Store the sensor data in CrateDB and query it directly using a time-scoped SQL feature query instead of reading from a file. Scoping the query with WHERE "timestamp" >= NOW() - INTERVAL '90' DAY means a scheduled retraining job always pulls the last 90 days of feature windows from live data with no separate export step. The model trains on fresh data every time the job runs, and there is no stale snapshot to manage.

COUNT() FILTER (WHERE condition) is a standard SQL conditional aggregate that counts only the rows matching the condition within each GROUP BY window. In a sensor feature query, COUNT() FILTER (WHERE status IN ('warning', 'critical')) * 1.0 / NULLIF(COUNT(), 0) produces the fault rate for a device in a given time window: the fraction of readings that were in a fault state. It replaces a pandas isin().astype(int).rolling().mean() chain in a single SQL expression, without a separate subquery or Python-side computation.

A pandas rolling window operates on ordered rows within a DataFrame: it looks back N rows per device and computes statistics over that sliding window. A CrateDB DATE_BIN aggregate groups readings into fixed calendar windows (e.g., one-hour buckets) and computes statistics over all readings in each bucket. The pandas approach requires loading all raw readings into memory first; the CrateDB approach returns one pre-aggregated row per device per time window, which is compact enough to pass directly to a model without any further transformation in Python.

Install the crate and sqlalchemy packages, then create a SQLAlchemy engine pointing at your CrateDB instance: create_engine("crate://localhost:4200") for a local or Docker deployment, or create_engine("crate://admin:{password}@{cluster}.cratedb.net:4200") for CrateDB Cloud. Pass the feature engineering SQL query to pandas.read_sql(sql, engine) and the result is a DataFrame with one pre-aggregated feature row per device per time window, ready for train_test_split and model.fit() with no additional transformation.

CrateDB distributes the aggregation across shards before returning results to the client. For a 500-device dataset with hourly readings over 90 days, the raw data contains millions of individual sensor readings. The DATE_BIN + GROUP BY query computes averages, standard deviations, and fault rates for each device-hour window inside the database, returning roughly 1,080,000 compact rows (500 devices × 24 hours × 90 days) rather than transferring millions of raw rows to Python for in-memory processing. The aggregation work happens where the data lives, not in the application layer.

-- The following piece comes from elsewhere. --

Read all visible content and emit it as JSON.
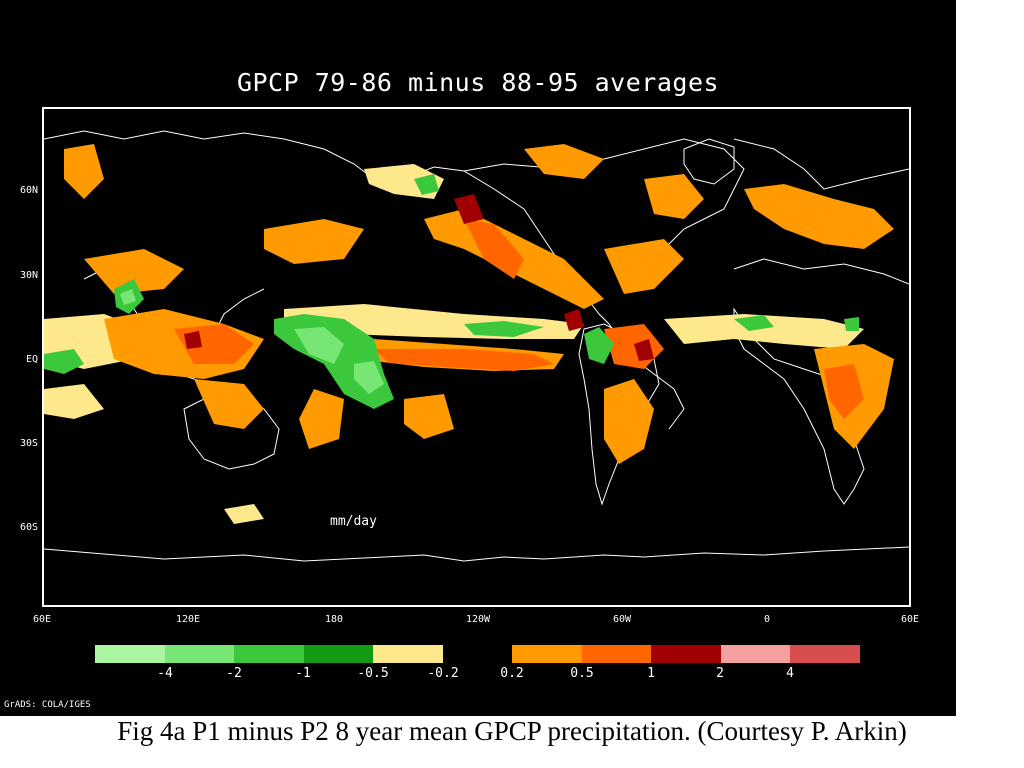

The query uses MAX(CASE WHEN status IN ('warning', 'critical') THEN 1 ELSE 0 END) AS had_fault as the training target. This produces 1 for any device-hour window that contained at least one reading in warning or critical status, and 0 for windows where all readings were healthy. The model learns to predict fault-incoming windows from the feature columns (metric_mean, metric_std, quality_mean, fault_rate) computed in the same query.